See also the decision of the B.C. Court of Appeal in Bradley v. Groves, 2010 BCCA 361, which was decided after the trial of this action.

 

[14]         I am satisfied that before the accident and despite the asymptomatic degenerative conditions, the plaintiff was not only functioning adequately, but also at a very high physical level. But for the accident and the injury sustained to his neck, the plaintiff would not have sustained the chronic pain syndrome from which he now suffers. I am satisfied that the plaintiff’s long and commendable work history was interrupted by the injury sustained by him in the accident, and that despite the plaintiff’s best efforts he continues to suffer from chronic pain which is moderated somewhat by medication.

 

25% Reduction In Plaintiff’s Award For Pre-Existing Injuries

In Hosking v Mahoney, the Plaintiff had pre-existing injuries from other car accidents when she was involved in another car accident.

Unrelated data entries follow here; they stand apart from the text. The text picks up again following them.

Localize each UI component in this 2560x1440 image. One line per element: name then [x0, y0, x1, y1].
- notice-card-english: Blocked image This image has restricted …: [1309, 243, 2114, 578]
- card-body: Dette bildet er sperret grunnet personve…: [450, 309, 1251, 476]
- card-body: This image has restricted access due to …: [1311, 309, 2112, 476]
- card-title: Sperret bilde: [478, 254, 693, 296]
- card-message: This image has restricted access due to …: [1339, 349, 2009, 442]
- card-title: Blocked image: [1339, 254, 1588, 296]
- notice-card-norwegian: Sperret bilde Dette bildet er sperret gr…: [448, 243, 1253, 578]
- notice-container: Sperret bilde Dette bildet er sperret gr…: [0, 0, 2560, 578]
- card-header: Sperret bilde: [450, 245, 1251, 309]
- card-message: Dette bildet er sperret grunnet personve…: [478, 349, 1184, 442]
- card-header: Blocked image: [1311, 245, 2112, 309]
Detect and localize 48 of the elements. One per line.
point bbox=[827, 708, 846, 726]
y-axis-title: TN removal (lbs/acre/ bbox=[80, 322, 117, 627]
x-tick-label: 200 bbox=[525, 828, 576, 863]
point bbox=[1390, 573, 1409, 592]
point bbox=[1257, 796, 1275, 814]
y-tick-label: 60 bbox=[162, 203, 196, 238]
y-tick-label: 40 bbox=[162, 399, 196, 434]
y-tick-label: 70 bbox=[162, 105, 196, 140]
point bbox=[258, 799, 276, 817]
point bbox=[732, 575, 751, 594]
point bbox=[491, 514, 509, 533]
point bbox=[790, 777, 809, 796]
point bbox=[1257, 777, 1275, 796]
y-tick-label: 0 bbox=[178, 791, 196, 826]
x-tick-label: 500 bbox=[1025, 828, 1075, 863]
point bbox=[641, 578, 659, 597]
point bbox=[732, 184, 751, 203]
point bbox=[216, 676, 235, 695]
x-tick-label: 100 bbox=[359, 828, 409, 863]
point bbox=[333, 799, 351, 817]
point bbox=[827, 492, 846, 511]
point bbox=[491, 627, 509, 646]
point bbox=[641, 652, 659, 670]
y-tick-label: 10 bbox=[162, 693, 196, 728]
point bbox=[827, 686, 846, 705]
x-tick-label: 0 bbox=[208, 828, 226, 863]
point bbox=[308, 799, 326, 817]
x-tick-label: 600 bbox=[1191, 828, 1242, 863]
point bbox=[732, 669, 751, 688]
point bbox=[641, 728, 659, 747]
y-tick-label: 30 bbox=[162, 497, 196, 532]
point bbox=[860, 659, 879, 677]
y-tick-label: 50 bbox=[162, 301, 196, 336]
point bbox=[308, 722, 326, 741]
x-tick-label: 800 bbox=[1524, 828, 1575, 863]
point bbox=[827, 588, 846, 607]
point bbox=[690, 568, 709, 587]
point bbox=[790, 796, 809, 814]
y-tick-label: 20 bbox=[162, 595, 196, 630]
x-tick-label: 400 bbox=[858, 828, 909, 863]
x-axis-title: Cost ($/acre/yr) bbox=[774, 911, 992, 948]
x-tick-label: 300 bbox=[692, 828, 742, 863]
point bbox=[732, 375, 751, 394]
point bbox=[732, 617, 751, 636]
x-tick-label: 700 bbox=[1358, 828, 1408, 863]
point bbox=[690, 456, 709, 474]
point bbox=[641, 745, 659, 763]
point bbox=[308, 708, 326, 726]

The court awarded $80,000 for pain and suffering, but reduced this amount by 25% to account for the pre-existing injuries.

 

[178] I find that the plaintiff suffered a mild to moderate soft tissue injury to her cervical and upper thoracic areas as a result of the February 2004 accident.  This was superimposed on her already symptomatic condition caused by the earlier accidents and although she had started to make the expected recovery, the process was interrupted by her falls.  Normally, these would not have affected the plaintiff but she was more vulnerable as a result of the three accidents.  There is no orthopaedic or neurological cause.  It is probable that these complaints will continue well into the future but can be managed and alleviated by an appropriate exercise programme (as recommended by her medical advisors as early as Dr. Parhar in March 2003) and by such passive therapies as may, from time to time, help alleviate her symptoms.